Was die ausschließlich ehrenamtlichen Mitarbeiter der Tafel Sehnde an solchen Tagen leisten, ist außergewöhnlich, so Grethe. Es ist ein beeindruckendes Beispiel dafür, wie Nächstenliebe selbst unter extremen Bedingungen überwiegt. Allen ist bewusst, wie wichtig ihre Arbeit gerade jetzt ist – und die Menschen, die zur Tafel kommen, zeigen ihre Dankbarkeit offen.

Wie so viele Ehrenamtliche in den unterschiedlichsten Bereichen, verdienen auch die Mitarbeiter der Tafel Sehnde immer wieder unseren Respekt, unsere Anerkennung und unseren herzlichen Dank.
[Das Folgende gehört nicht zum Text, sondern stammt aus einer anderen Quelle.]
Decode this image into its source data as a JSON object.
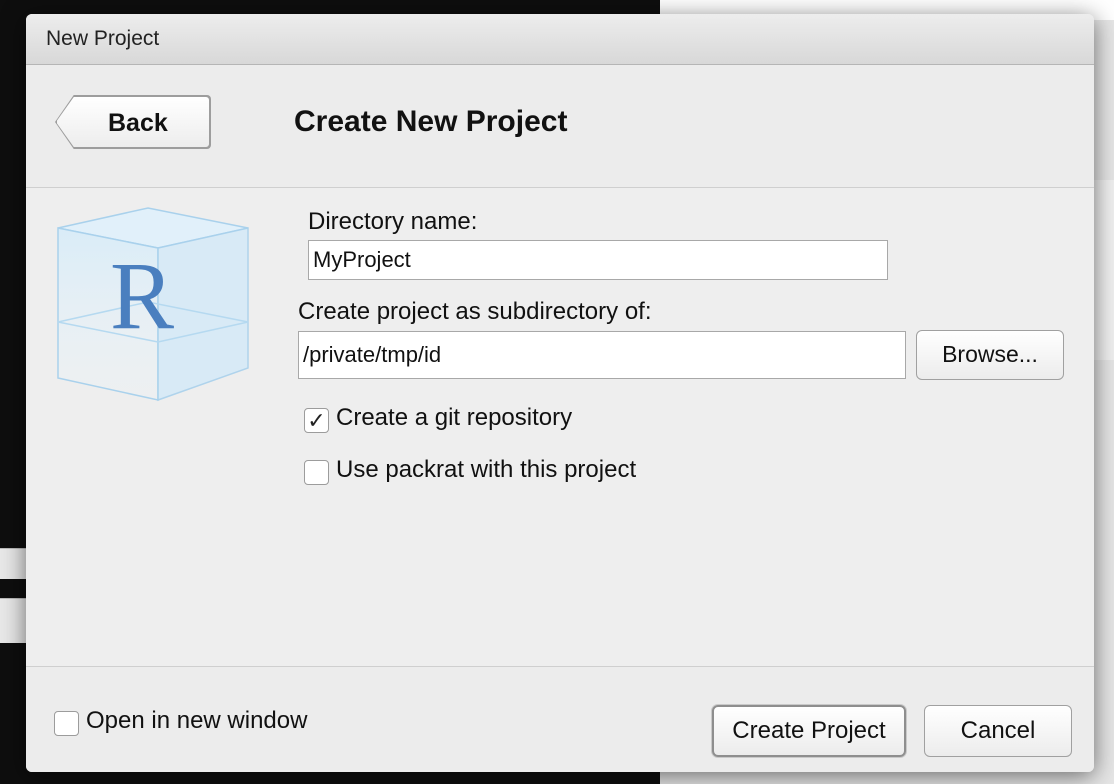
{
  "dialog": {
    "window_title": "New Project",
    "back_label": "Back",
    "heading": "Create New Project",
    "logo_letter": "R"
  },
  "form": {
    "directory_name_label": "Directory name:",
    "directory_name_value": "MyProject",
    "subdirectory_label": "Create project as subdirectory of:",
    "subdirectory_value": "/private/tmp/id",
    "browse_label": "Browse...",
    "git_label": "Create a git repository",
    "git_checked": true,
    "packrat_label": "Use packrat with this project",
    "packrat_checked": false
  },
  "footer": {
    "open_new_window_label": "Open in new window",
    "open_new_window_checked": false,
    "create_label": "Create Project",
    "cancel_label": "Cancel"
  },
  "colors": {
    "dialog_bg": "#ebebeb",
    "logo_blue": "#4a7fbf",
    "cube_blue": "#cfe6f5"
  },
  "icons": {
    "back": "left-arrow-shape",
    "logo": "r-cube-logo",
    "check": "checkmark"
  }
}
Denn sie beweisen Tag für Tag: Menschlichkeit kennt keine Minusgrade.

Suche nach Dauerquartier geht weiter

Das Gebäude bei BHS hätte zunächst aufwendig saniert werden müssen und fällt daher aus – Foto: JPH/Archiv

Nach Angaben der Stadt Sehnde musste der Mietvertrag für das geplante Gebäude an der Peiner Straße bei BHS annulliert werden, weil das Gebäude für die Unterbringung der Tafel zunächst hätte aufwendig saniert werden müssen.

„Wir werden die Tafel als wichtige Einrichtung für unsere Stadt nicht auf die Straße setzen“, verspricht Bürgermeister Olaf Kruse im Gespräch mit SN. Doch die Planungen der Stadt für die Halle laufen auf einen Abrissbeginn Ende des Jahres hin. „Wir sind derzeit auf der Suche nach einer zentral gelegenen Örtlichkeit und prüfen verschiedene Lösungsansätze.“ Dabei kommt das vor einiger Zeit einmal ins Auge gefasste ehemalige Bundessortenamt aus verschiedenen Aspekten nicht mehr in Betracht, die große Halle soll vielmehr an einen Investor verkauft werden. Nach einer Bestandsaufnahme durch den Fachdienst Liegenschaften der Stadt Sehnde wird jetzt intensiv nach Angeboten für die Unterbringung gesucht. Da an der Peiner Straße in absehbarer Zeit eine Liegenschaft von einem Mieter aufgegeben wird, könnte sich vielleicht dort eine Lösung ergeben.